A Pre-Dispatch Resonance Safety Criterion for AI Training Clusters
Abstract
Hyperscale AI training clusters operate under the Bulk Synchronous Parallel protocol, which impose a periodic power swing on the transmission grid. Every GPU in the job transitions between compute and idle in lockstep, so the aggregate power traces a square wave at the training iteration period. Production iteration periods of one to ten seconds place the forcing frequency within the inter-area electromechanical mode band of large interconnections, where a training schedule can drive a mode at resonance. This paper derives a closed-form pre-dispatch safety criterion that bounds the maximum cluster size a grid can absorb at any proposed iteration period. The derivation inverts the steady-state forced two-area swing equations.
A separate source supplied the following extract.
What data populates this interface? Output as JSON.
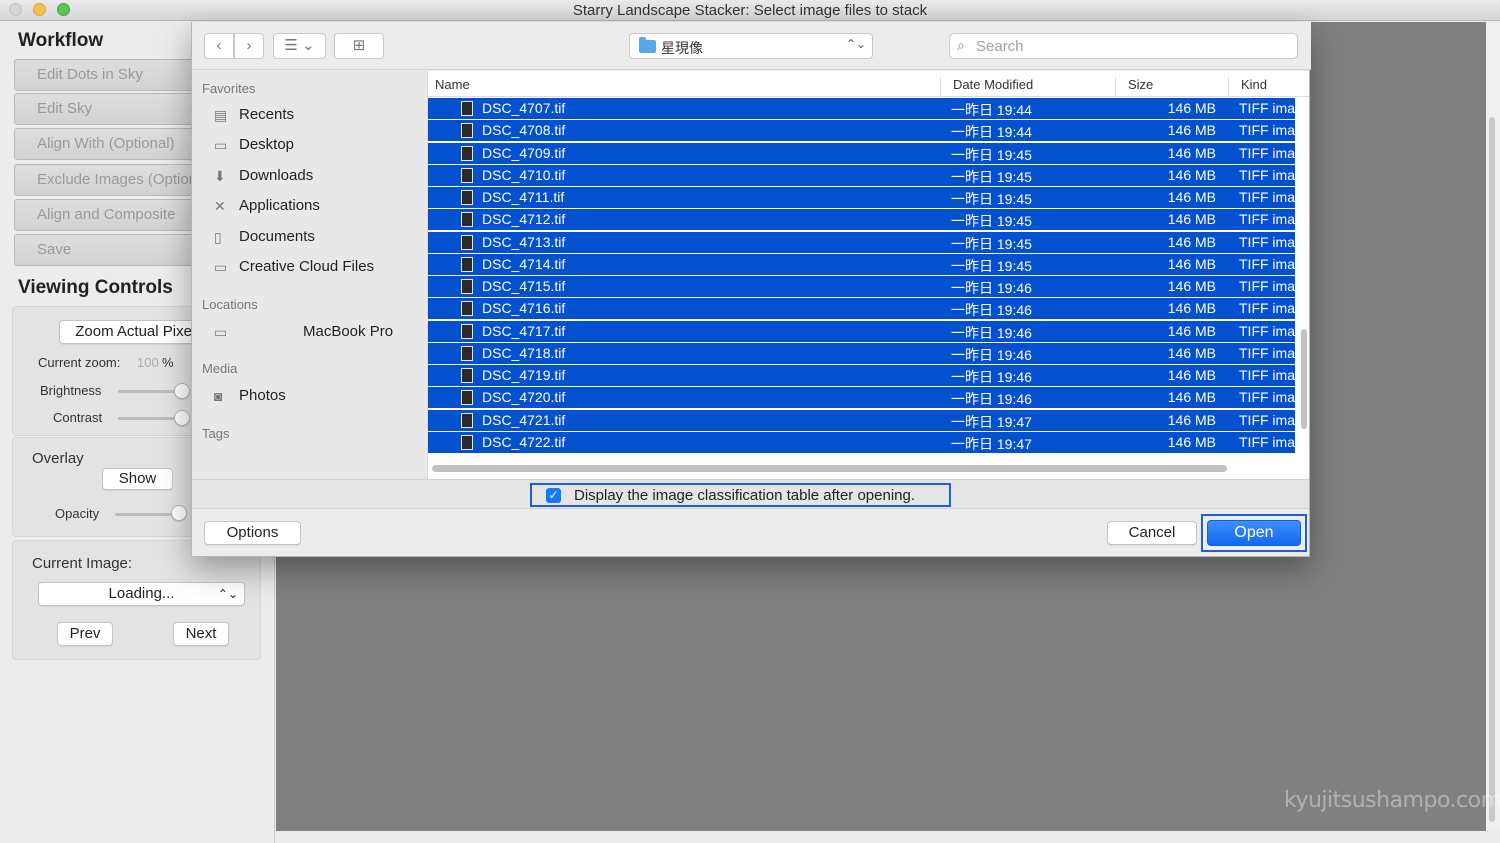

The criterion defines a danger band of iteration periods, extends to the square-wave harmonics, and parameterizes the modal response from planning-study eigenanalysis and the forcing amplitude from GPU specifications. Applied to the IEEE 39-bus system at a production-representative duty cycle, the criterion shows that the maximum safe cluster at resonance is 66\,900 GPUs under light damping. Rescheduling the same job less than one second away from resonance reduces the deviation 7.4× with no hardware change. These results establish the training iteration period as a controllable grid-safety parameter and supply the analytic screening tool that reliability directives on current large loads lack.